Fairmont’s Gene Turchin has published adult science fiction and horror and has worked on a time travel novel for the past four years.
“I’ve been in a few writing groups at different times, and this one is absolutely the most productive and useful,” he said. “We have grown up together over the past five years and have really learned to help each other.
“There is a lot of science in discovering Colleen’s euphoria, it’s a turning point. The second book is even better and has a good plot.
Naomi Brown, who is taking graduate classes while being homeschooled in Flemington, illustrated Driscoll’s last three children’s books. “Grandma, I need a hug,” took Brown less than six months to illustrate.
“I started out as a writer, and that led to me starting to illustrate my own stories. I started drawing seriously in college and have several projects going on, ”Brown said. “It’s very easy to work with Colleen. She left a lot of creative freedom on the characters and the appearance of the pages. “
Driscoll met Brown while working at another local church almost ten years ago.
“Naomi is a talented artist who I really enjoy working with. Watching her draw and seeing the details she puts in her illustrations makes me appreciate her skills even more. Its portfolio is quite extensive, ”Driscoll said. “She is so talented. I know Naomi will be successful in her career, and I imagine she will someday work for Disney or some other big movie producer.
Brown, who admires the work of English illustrator Arthur Rackham and modern comic artist Mike Mignola, hopes to attend Savannah College of Art and Design in Georgia.
Having written it since January, Driscoll also already has more than half of the final trilogy novel in draft form and plans to introduce new research themes. Driscoll was a former laboratory scientist in a Pennsylvania hospital lab.
“I have to make sure everything is going to make sense,” she said.
Driscoll has now written 10 children’s books and the adult novel. She balances writing with conducting the Bridgeport Presbyterian Church choir and spends time with her husband Paul, two grown sons and two grown daughters (with whom she loved to read).
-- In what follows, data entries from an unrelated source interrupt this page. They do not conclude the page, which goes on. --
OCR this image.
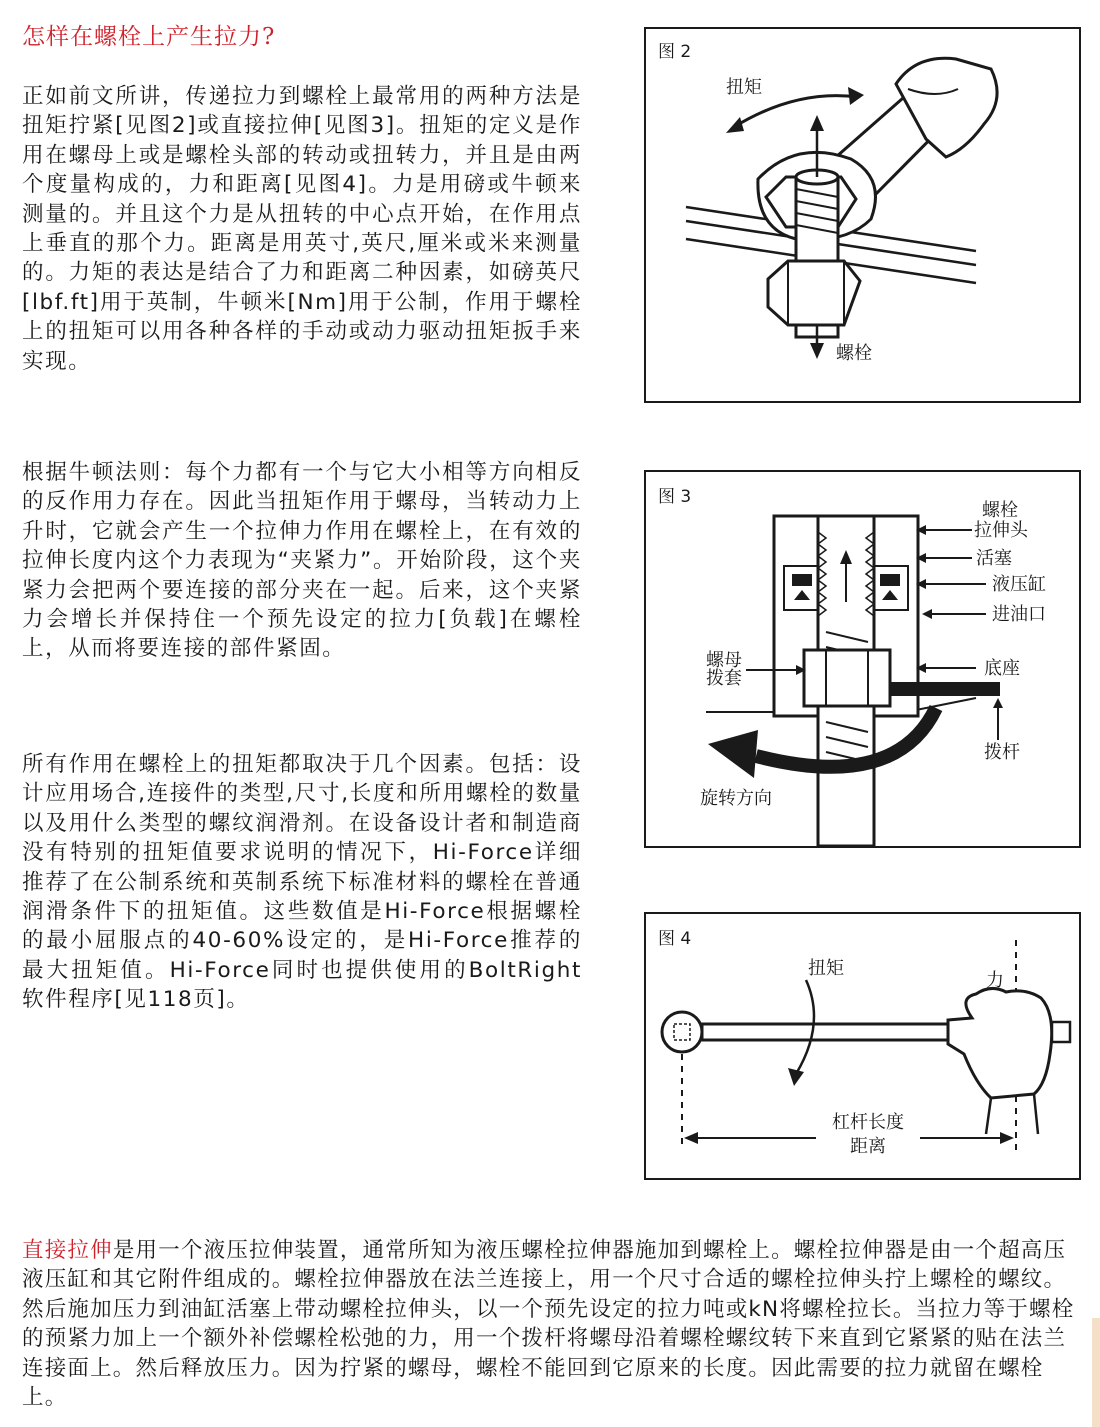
怎样在螺栓上产生拉力?

正如前文所讲，传递拉力到螺栓上最常用的两种方法是扭矩拧紧[见图2]或直接拉伸[见图3]。扭矩的定义是作用在螺母上或是螺栓头部的转动或扭转力，并且是由两个度量构成的，力和距离[见图4]。力是用磅或牛顿来测量的。并且这个力是从扭转的中心点开始，在作用点上垂直的那个力。距离是用英寸,英尺,厘米或米来测量的。力矩的表达是结合了力和距离二种因素，如磅英尺[lbf.ft]用于英制，牛顿米[Nm]用于公制，作用于螺栓上的扭矩可以用各种各样的手动或动力驱动扭矩扳手来实现。

根据牛顿法则：每个力都有一个与它大小相等方向相反的反作用力存在。因此当扭矩作用于螺母，当转动力上升时，它就会产生一个拉伸力作用在螺栓上，在有效的拉伸长度内这个力表现为“夹紧力”。开始阶段，这个夹紧力会把两个要连接的部分夹在一起。后来，这个夹紧力会增长并保持住一个预先设定的拉力[负载]在螺栓上，从而将要连接的部件紧固。

所有作用在螺栓上的扭矩都取决于几个因素。包括：设计应用场合,连接件的类型,尺寸,长度和所用螺栓的数量以及用什么类型的螺纹润滑剂。在设备设计者和制造商没有特别的扭矩值要求说明的情况下，Hi-Force详细推荐了在公制系统和英制系统下标准材料的螺栓在普通润滑条件下的扭矩值。这些数值是Hi-Force根据螺栓的最小屈服点的40-60%设定的，是Hi-Force推荐的最大扭矩值。Hi-Force同时也提供使用的BoltRight软件程序[见118页]。

直接拉伸是用一个液压拉伸装置，通常所知为液压螺栓拉伸器施加到螺栓上。螺栓拉伸器是由一个超高压液压缸和其它附件组成的。螺栓拉伸器放在法兰连接上，用一个尺寸合适的螺栓拉伸头拧上螺栓的螺纹。然后施加压力到油缸活塞上带动螺栓拉伸头，以一个预先设定的拉力吨或kN将螺栓拉长。当拉力等于螺栓的预紧力加上一个额外补偿螺栓松弛的力，用一个拨杆将螺母沿着螺栓螺纹转下来直到它紧紧的贴在法兰连接面上。然后释放压力。因为拧紧的螺母，螺栓不能回到它原来的长度。因此需要的拉力就留在螺栓上。

图 2
扭矩
螺栓
图 3
螺栓
拉伸头
活塞
液压缸
进油口
底座
螺母
拨套
拨杆
旋转方向
图 4
扭矩
力
杠杆长度
距离
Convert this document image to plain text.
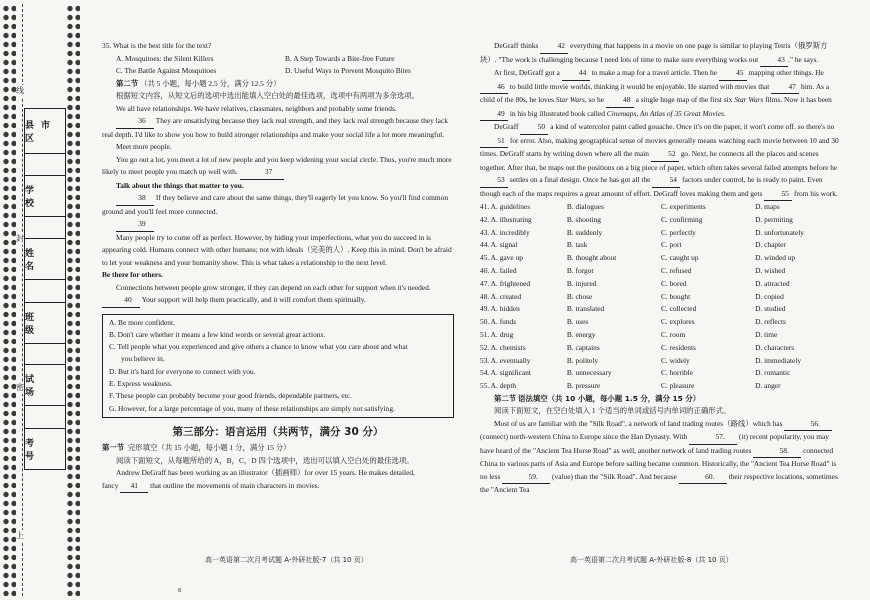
线
封
密
上
县市区
学 校
姓 名
班 级
试 场
考 号

35. What is the best title for the text?

A. Mosquitoes: the Silent Killers	B. A Step Towards a Bite-free Future
C. The Battle Against Mosquitoes	D. Useful Ways to Prevent Mosquito Bites

第二节 （共 5 小题，每小题 2.5 分，满分 12.5 分）

根据短文内容，从短文后的选项中选出能填入空白处的最佳选项，选项中有两项为多余选项。

We all have relationships. We have relatives, classmates, neighbors and probably some friends.

36 They are unsatisfying because they lack real strength, and they lack real strength because they lack real depth. I'd like to show you how to build stronger relationships and make your social life a lot more meaningful.

Meet more people.

You go out a lot, you meet a lot of new people and you keep widening your social circle. Thus, you're much more likely to meet people you match up well with.	37

Talk about the things that matter to you.

38 If they believe and care about the same things, they'll eagerly let you know. So you'll find common ground and you'll feel more connected.

39

Many people try to come off as perfect. However, by hiding your imperfections, what you do succeed in is appearing cold. Humans connect with other humans; not with ideals（完美的人）. Keep this in mind. Don't be afraid to let your weakness and your humanity show. This is what takes a relationship to the next level.

Be there for others.

Connections between people grow stronger, if they can depend on each other for support when it's needed. 40 Your support will help them practically, and it will comfort them spiritually.

A. Be more confident.
B. Don't care whether it means a few kind words or several great actions.
C. Tell people what you experienced and give others a chance to know what you care about and what
you believe in.
D. But it's hard for everyone to connect with you.
E. Express weakness.
F. These people can probably become your good friends, dependable partners, etc.
G. However, for a large percentage of you, many of these relationships are simply not satisfying.
第三部分：语言运用（共两节，满分 30 分）

第一节 完形填空（共 15 小题，每小题 1 分，满分 15 分）

阅读下面短文，从每题所给的 A，B，C，D 四个选项中，选出可以填入空白处的最佳选项。

Andrew DeGraff has been working as an illustrator（插画师）for over 15 years. He makes detailed,

fancy 41 that outline the movements of main characters in movies.

DeGraff thinks	42 everything that happens in a movie on one page is similar to playing Tetris（俄罗斯方块）. "The work is challenging because I need lots of time to make sure everything works out	43 ." he says.

At first, DeGraff got a	44 to make a map for a travel article. Then he	45 mapping other things. He 46 to build little movie worlds, thinking it would be enjoyable. He started with movies that	47 him. As a child of the 80s, he loves Star Wars, so he	48 a single huge map of the first six Star Wars films. Now it has been 49 in his big illustrated book called Cinemaps, An Atlas of 35 Great Movies.

DeGraff	50 a kind of watercolor paint called gouache. Once it's on the paper, it won't come off. so there's no 51 for error. Also, making geographical sense of movies generally means watching each movie between 10 and 30 times. DeGraff starts by writing down where all the main	52 go. Next, he connects all the places and scenes together. After that, he maps out the positions on a big piece of paper, which often takes several failed attempts before he 53 settles on a final design. Once he has got all the	54 factors under control, he is ready to paint. Even though each of the maps requires a great amount of effort. DeGraff loves making them and gets	55 from his work.

41. A. guidelines	B. dialogues	C. experiments	D. maps
42. A. illustrating	B. shooting	C. confirming	D. permiting
43. A. incredibly	B. suddenly	C. perfectly	D. unfortunately
44. A. signal	B. task	C. port	D. chapter
45. A. gave up	B. thought about	C. caught up	D. winded up
46. A. failed	B. forgot	C. refused	D. wished
47. A. frightened	B. injured	C. bored	D. attracted
48. A. created	B. chose	C. bought	D. copied
49. A. hidden	B. translated	C. collected	D. studied
50. A. funds	B. uses	C. explores	D. reflects
51. A. drug	B. energy	C. room	D. time
52. A. chemists	B. captains	C. residents	D. characters
53. A. eventually	B. politely	C. widely	D. immediately
54. A. significant	B. unnecessary	C. horrible	D. romantic
55. A. depth	B. pressure	C. pleasure	D. anger

第二节 语法填空（共 10 小题，每小题 1.5 分，满分 15 分）

阅读下面短文，在空白处填入 1 个适当的单词或括号内单词的正确形式。

Most of us are familiar with the "Silk Road", a network of land trading routes（路线）which has	56. (connect) north-western China to Europe since the Han Dynasty. With	57. (it) recent popularity, you may have heard of the "Ancient Tea Horse Road" as well, another network of land trading routes	58. connected China to various parts of Asia and Europe before sailing became common. Historically, the "Ancient Tea Horse Road" is no less	59. (value) than the "Silk Road". And because	60. their respective locations, sometimes the "Ancient Tea

高一英语第二次月考试题 A-外研社版-7（共 10 页）	高一英语第二次月考试题 A-外研社版-8（共 10 页）
8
She also gave her children copies of the self-published children’s books to read to their children someday.
Nancy Hall in Shinnston is part of Driscoll’s adult choir and enjoys writing historical fiction.
“Colleen was very encouraging with my writing. I was writing sci-fi and stumbled across writer’s block, but Colleen kept cheering me on, ”Hall said.
Hall pre-ordered “Find the Euphoria” and read it electronically overnight. She also plans to pre-order the rest of the trilogy as soon as they become available.